Output Projections#
The output_projection block in a config maps raw Data Designer records into the schema expected by downstream training steps. Each projection type extracts specific columns and writes one JSON object per line.
OpenAI Messages#
Produces single-turn OpenAI chat-format records. Use for SFT chat data that feeds data_prep/sft_packing or AutoModel SFT.
YAML:
output_projection:
type: openai_messages
user_field: user_query # column containing the user turn
assistant_field: assistant_response # column containing the assistant turn
metadata_fields: [persona, topic] # additional columns to include at top level
Output (one JSON object per line):
{
"messages": [
{"role": "user", "content": "How do I calibrate the sensor threshold?"},
{"role": "assistant", "content": "Set the threshold in the device settings under Calibration → Sensor Range. A value of 0.85 works well for most environments."}
],
"persona": "engineer",
"topic": "industrial sensor calibration"
}
Fields:
Field |
Required |
Description |
|---|---|---|
|
yes |
|
|
yes |
Column name for the user message content |
|
yes |
Column name for the assistant message content |
|
no |
List of additional column names to include at the top level |
DPO Preference#
Produces preference triples for DPO training. Use with rl_pref.yaml and the llm_judge column pattern. Output feeds data_prep/rl_prep.
YAML:
output_projection:
type: dpo_preference
prompt_field: prompt # column containing the input prompt
response_a_field: response_a # column containing the first candidate response
response_b_field: response_b # column containing the second candidate response
judge_field: judge # column containing the judge's structured output
winner_field: winner # key inside the judge output that holds "A" or "B"

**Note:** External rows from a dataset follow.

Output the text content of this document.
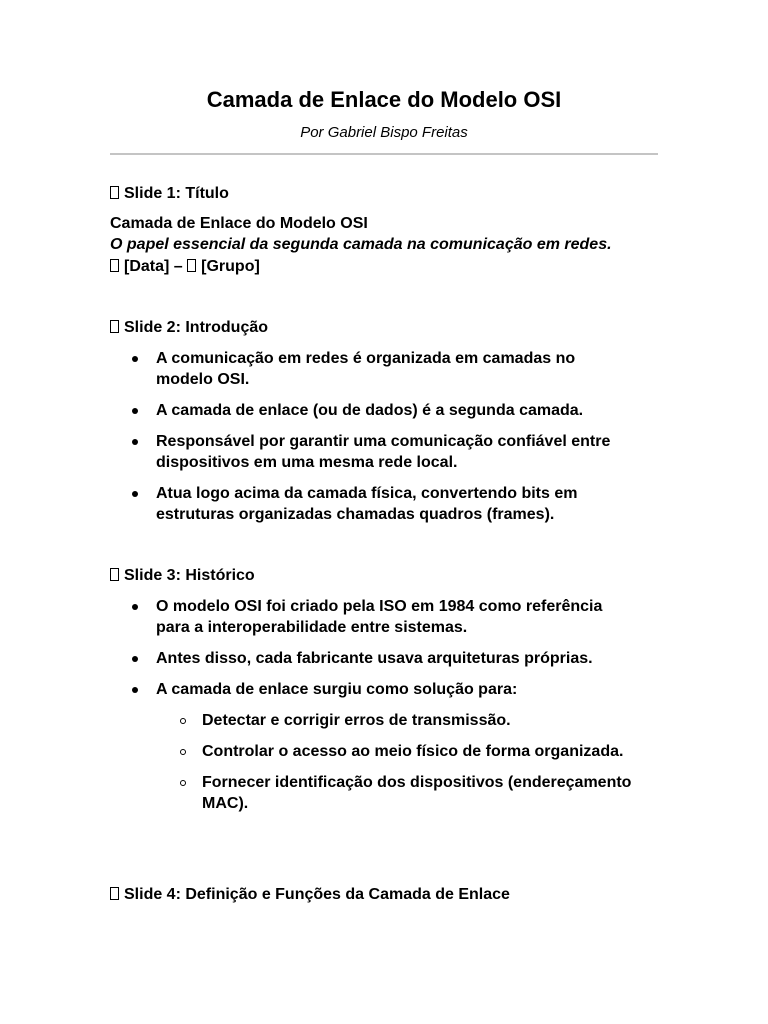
Camada de Enlace do Modelo OSI
Por Gabriel Bispo Freitas
Slide 1: Título
Camada de Enlace do Modelo OSI
O papel essencial da segunda camada na comunicação em redes.
[Data] – [Grupo]
Slide 2: Introdução
A comunicação em redes é organizada em camadas no modelo OSI.
A camada de enlace (ou de dados) é a segunda camada.
Responsável por garantir uma comunicação confiável entre dispositivos em uma mesma rede local.
Atua logo acima da camada física, convertendo bits em estruturas organizadas chamadas quadros (frames).
Slide 3: Histórico
O modelo OSI foi criado pela ISO em 1984 como referência para a interoperabilidade entre sistemas.
Antes disso, cada fabricante usava arquiteturas próprias.
A camada de enlace surgiu como solução para:
Detectar e corrigir erros de transmissão.
Controlar o acesso ao meio físico de forma organizada.
Fornecer identificação dos dispositivos (endereçamento MAC).
Slide 4: Definição e Funções da Camada de Enlace
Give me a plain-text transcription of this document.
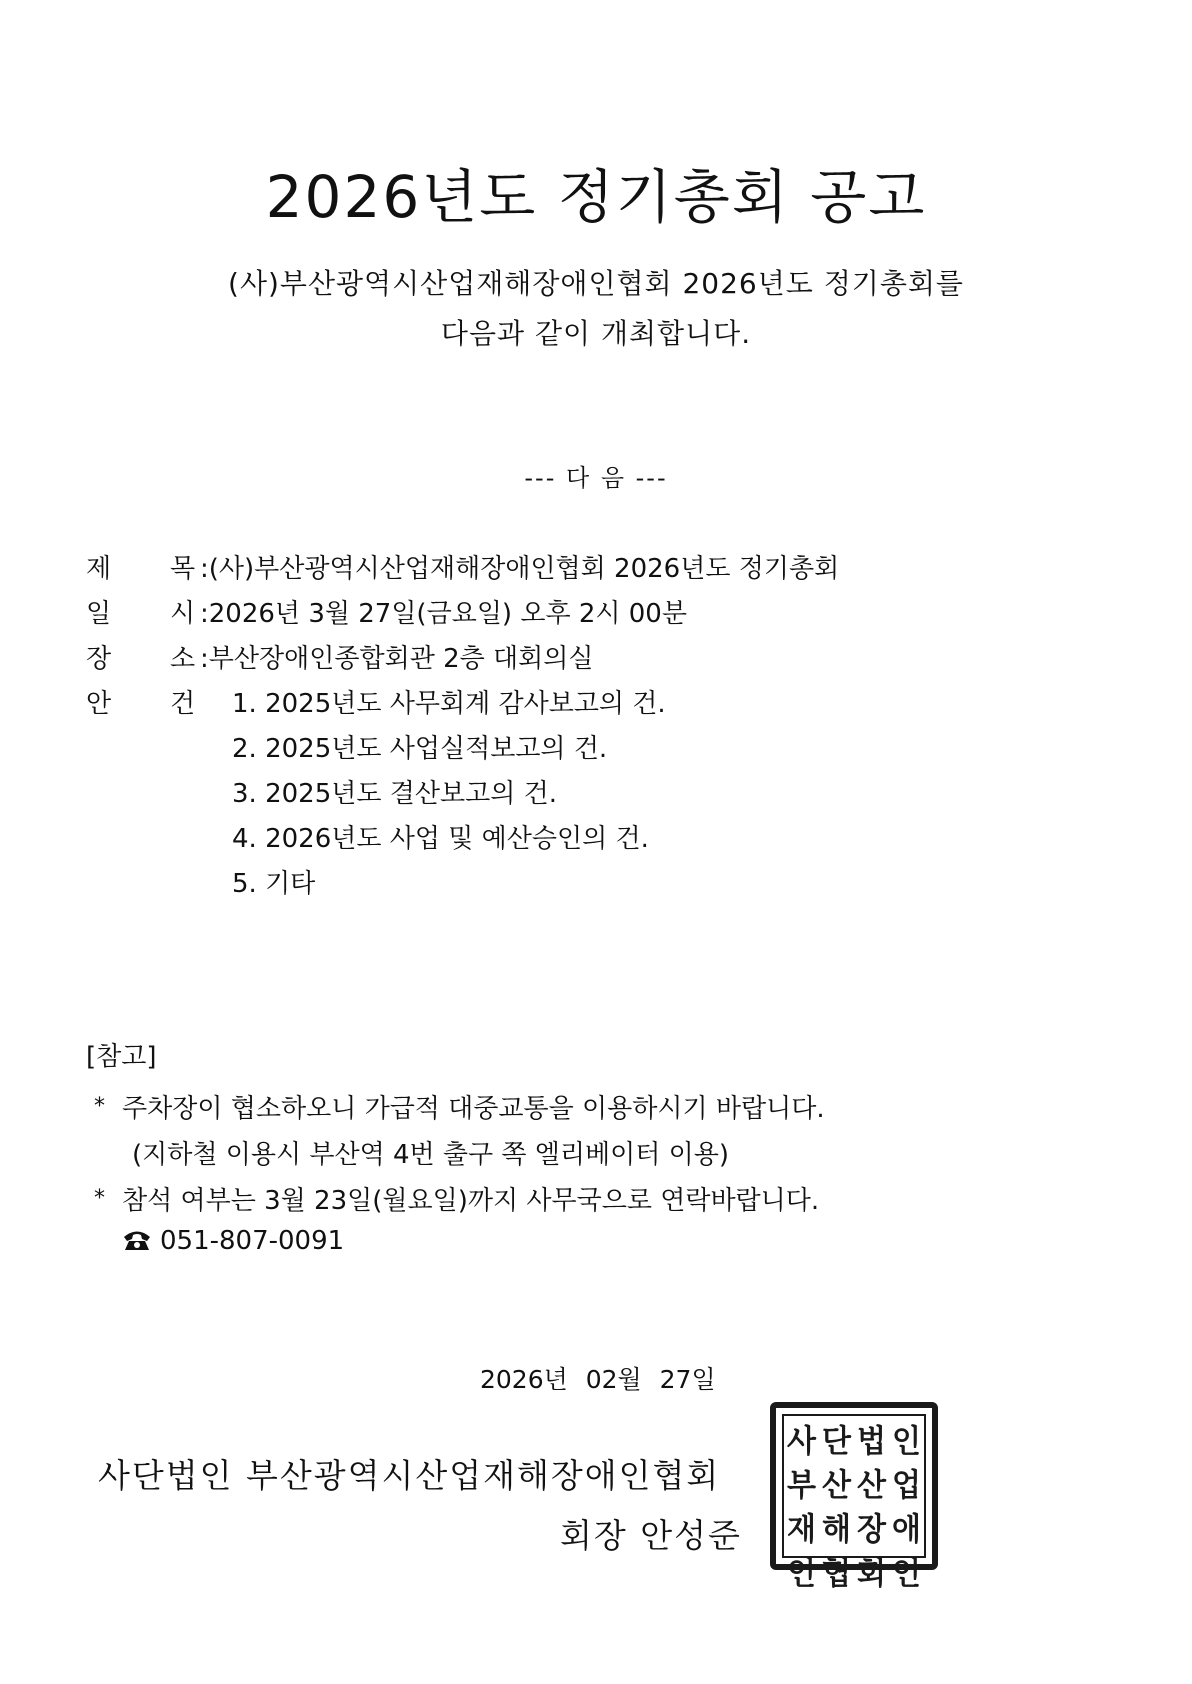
2026년도 정기총회 공고
(사)부산광역시산업재해장애인협회 2026년도 정기총회를
다음과 같이 개최합니다.
--- 다 음 ---
제 목 :(사)부산광역시산업재해장애인협회 2026년도 정기총회
일 시 :2026년 3월 27일(금요일) 오후 2시 00분
장 소 :부산장애인종합회관 2층 대회의실
안 건 1. 2025년도 사무회계 감사보고의 건.
2. 2025년도 사업실적보고의 건.
3. 2025년도 결산보고의 건.
4. 2026년도 사업 및 예산승인의 건.
5. 기타
[참고]
* 주차장이 협소하오니 가급적 대중교통을 이용하시기 바랍니다.
(지하철 이용시 부산역 4번 출구 쪽 엘리베이터 이용)
* 참석 여부는 3월 23일(월요일)까지 사무국으로 연락바랍니다.
051-807-0091
2026년 02월 27일
사단법인 부산광역시산업재해장애인협회
회장 안성준
사 단 법 인
부 산 산 업
재 해 장 애
인 협 회 인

Output (one JSON object per line):
{
"prompt": "Explain why retrieval-augmented generation can reduce hallucinations in enterprise assistants.",
"chosen": "RAG grounds the model in retrieved passages, so factual claims are tied to source documents rather than purely to learned weights.",
"rejected": "RAG is better because it uses the internet and knows more things than a regular model."
}
Fields:
Field |
Required |
Description |
|---|---|---|
|
yes |
|
|
yes |
Column name for the input prompt |
|
yes |
Column name for candidate A |
|
yes |
Column name for candidate B |
|
yes |
Column name for the judge’s structured output |
|
yes |
Key within the judge output JSON that holds |
The projection raises ValueError if winner is not "A" or "B". The llm_judge column must be configured to return exactly this structure.
Structured Messages#
Produces multi-turn records with messages and an optional tools array.
The shipped customer_support_tools.yaml config generates this shape with an llm_text column that returns a JSON object; llm_structured columns can also feed this projection when their output is a mapping with the same fields.
Output feeds data_prep/sft_packing or AutoModel SFT.
YAML:
output_projection:
type: structured_messages
source_field: conversation # column containing the structured JSON object
messages_field: messages # key inside the structured object for the messages array
tools_field: tools # key inside the structured object for the tools array
metadata_fields: [customer_name, issue, urgency, channel]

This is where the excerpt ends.